The solution approximation for partial differential equations (PDEs) can be substantially improved using smooth basis functions. The recently introduced mollified basis functions are constructed through mollification, or convolution, of cell-wise defined piecewise polynomials with a smooth mollifier of certain characteristics. The properties of the mollified basis functions are governed by the order of the piecewise functions and the smoothness of the mollifier. In this work, we exploit the high-order and high-smoothness properties of the mollified basis functions for solving PDEs through the point collocation method. The basis functions are evaluated at a set of collocation points in the domain. In addition, boundary conditions are imposed at a set of boundary collocation points distributed over the domain boundaries. To ensure the stability of the resulting linear system of equations, the number of collocation points is set larger than the total number of basis functions. The resulting linear system is overdetermined and is solved using the least square technique. The presented numerical examples confirm the convergence of the proposed approximation scheme for Poisson, linear elasticity, and biharmonic problems. We study in particular the influence of the mollifier and the spatial distribution of the collocation points.
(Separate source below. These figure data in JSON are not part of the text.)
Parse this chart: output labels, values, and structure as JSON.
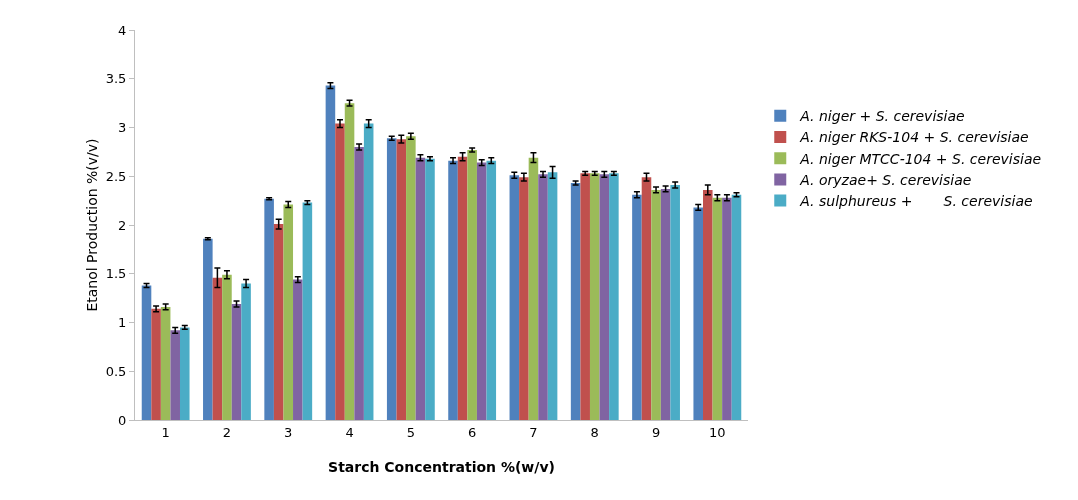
{
  "chart_data": {
    "type": "bar",
    "xlabel": "Starch Concentration %(w/v)",
    "ylabel": "Etanol Production %(v/v)",
    "categories": [
      "1",
      "2",
      "3",
      "4",
      "5",
      "6",
      "7",
      "8",
      "9",
      "10"
    ],
    "series": [
      {
        "name": "A. niger + S. cerevisiae",
        "color": "#4f81bd",
        "values": [
          1.38,
          1.86,
          2.27,
          3.43,
          2.89,
          2.66,
          2.51,
          2.43,
          2.31,
          2.18
        ],
        "errors": [
          0.02,
          0.01,
          0.01,
          0.03,
          0.02,
          0.03,
          0.03,
          0.02,
          0.03,
          0.03
        ]
      },
      {
        "name": "A. niger RKS-104 + S. cerevisiae",
        "color": "#c0504d",
        "values": [
          1.14,
          1.46,
          2.01,
          3.04,
          2.88,
          2.7,
          2.49,
          2.53,
          2.49,
          2.36
        ],
        "errors": [
          0.03,
          0.1,
          0.05,
          0.04,
          0.04,
          0.04,
          0.04,
          0.02,
          0.04,
          0.05
        ]
      },
      {
        "name": "A. niger MTCC-104 + S. cerevisiae",
        "color": "#9bbb59",
        "values": [
          1.16,
          1.49,
          2.21,
          3.25,
          2.91,
          2.77,
          2.69,
          2.53,
          2.36,
          2.28
        ],
        "errors": [
          0.03,
          0.04,
          0.03,
          0.03,
          0.03,
          0.02,
          0.05,
          0.02,
          0.03,
          0.03
        ]
      },
      {
        "name": "A. oryzae+ S. cerevisiae",
        "color": "#8064a2",
        "values": [
          0.92,
          1.19,
          1.44,
          2.8,
          2.69,
          2.64,
          2.52,
          2.52,
          2.37,
          2.28
        ],
        "errors": [
          0.03,
          0.03,
          0.03,
          0.03,
          0.03,
          0.03,
          0.03,
          0.03,
          0.03,
          0.03
        ]
      },
      {
        "name": "A. sulphureus +       S. cerevisiae",
        "color": "#4bacc6",
        "values": [
          0.95,
          1.4,
          2.23,
          3.04,
          2.68,
          2.66,
          2.54,
          2.53,
          2.41,
          2.31
        ],
        "errors": [
          0.02,
          0.04,
          0.02,
          0.04,
          0.02,
          0.03,
          0.06,
          0.02,
          0.03,
          0.02
        ]
      }
    ],
    "ylim": [
      0,
      4
    ],
    "yticks": [
      0,
      0.5,
      1,
      1.5,
      2,
      2.5,
      3,
      3.5,
      4
    ],
    "grid": false,
    "legend": "right"
  }
}
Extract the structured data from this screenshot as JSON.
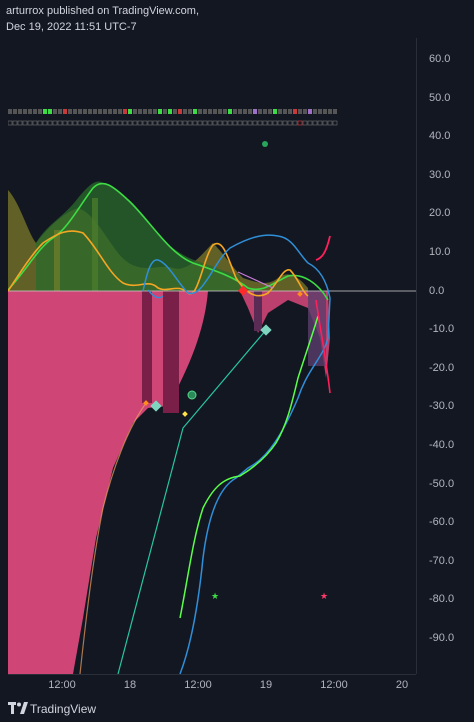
{
  "header": {
    "publisher_line": "arturrox published on TradingView.com,",
    "timestamp_line": "Dec 19, 2022 11:51 UTC-7"
  },
  "price_scale": {
    "labels": [
      "60.0",
      "50.0",
      "40.0",
      "30.0",
      "20.0",
      "10.0",
      "0.0",
      "-10.0",
      "-20.0",
      "-30.0",
      "-40.0",
      "-50.0",
      "-60.0",
      "-70.0",
      "-80.0",
      "-90.0"
    ]
  },
  "time_scale": {
    "labels": [
      "12:00",
      "18",
      "12:00",
      "19",
      "12:00",
      "20"
    ]
  },
  "footer": {
    "brand": "TradingView"
  },
  "colors": {
    "background": "#131722",
    "pink_fill": "#d9487a",
    "dark_pink": "#7a1f47",
    "green_line": "#3ddc45",
    "dark_green_fill": "#2b6b2b",
    "orange_line": "#f5a623",
    "olive_fill": "#7b7a2a",
    "blue_line": "#2f8fd8",
    "cyan_line": "#26c6a4",
    "red_line": "#ff1f5a",
    "zero_line": "#c8c8c8"
  },
  "icons": {
    "logo": "tradingview-logo-icon"
  }
}
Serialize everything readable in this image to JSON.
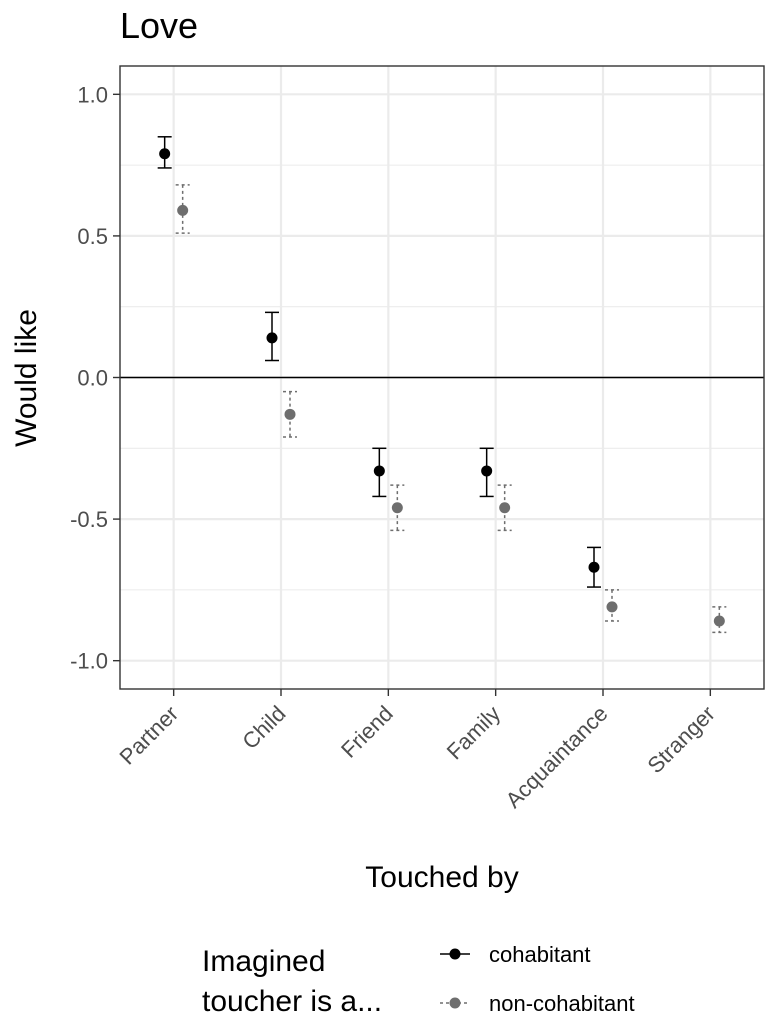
{
  "chart_data": {
    "type": "scatter",
    "title": "Love",
    "xlabel": "Touched by",
    "ylabel": "Would like",
    "categories": [
      "Partner",
      "Child",
      "Friend",
      "Family",
      "Acquaintance",
      "Stranger"
    ],
    "ylim": [
      -1.1,
      1.1
    ],
    "yticks": [
      1.0,
      0.5,
      0.0,
      -0.5,
      -1.0
    ],
    "ytick_labels": [
      "1.0",
      "0.5",
      "0.0",
      "-0.5",
      "-1.0"
    ],
    "grid": true,
    "reference_line_y": 0,
    "series": [
      {
        "name": "cohabitant",
        "color": "#000000",
        "errorbar_style": "solid",
        "values": [
          0.79,
          0.14,
          -0.33,
          -0.33,
          -0.67,
          null
        ],
        "lower": [
          0.74,
          0.06,
          -0.42,
          -0.42,
          -0.74,
          null
        ],
        "upper": [
          0.85,
          0.23,
          -0.25,
          -0.25,
          -0.6,
          null
        ]
      },
      {
        "name": "non-cohabitant",
        "color": "#6e6e6e",
        "errorbar_style": "dashed",
        "values": [
          0.59,
          -0.13,
          -0.46,
          -0.46,
          -0.81,
          -0.86
        ],
        "lower": [
          0.51,
          -0.21,
          -0.54,
          -0.54,
          -0.86,
          -0.9
        ],
        "upper": [
          0.68,
          -0.05,
          -0.38,
          -0.38,
          -0.75,
          -0.81
        ]
      }
    ],
    "legend": {
      "title_lines": [
        "Imagined",
        "toucher is a..."
      ],
      "position": "bottom"
    }
  }
}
翻译：利用光滑基函数可显著改善偏微分方程（PDE）的求解逼近效果。近期提出的光滑化基函数通过将单元定义的分段多项式与特定性质的光滑化函数进行光滑化（即卷积）运算而构建。此类基函数的性质由分段多项式的阶次及光滑化函数的光滑度共同决定。本研究利用光滑化基函数的高阶次与高光滑度特性，通过点配置法求解偏微分方程。基函数在计算域内的一组配置点处进行取值计算。此外，在域边界上分布的边界配置点集处施加边界条件。为保证所得线性方程组的稳定性，配置点数量设置为大于基函数总数。所得线性方程组为超定系统，采用最小二乘法进行求解。数值算例验证了所提逼近格式在泊松问题、线性弹性问题及双调和问题中的收敛性。我们重点研究了光滑化函数与配置点空间分布的影响规律。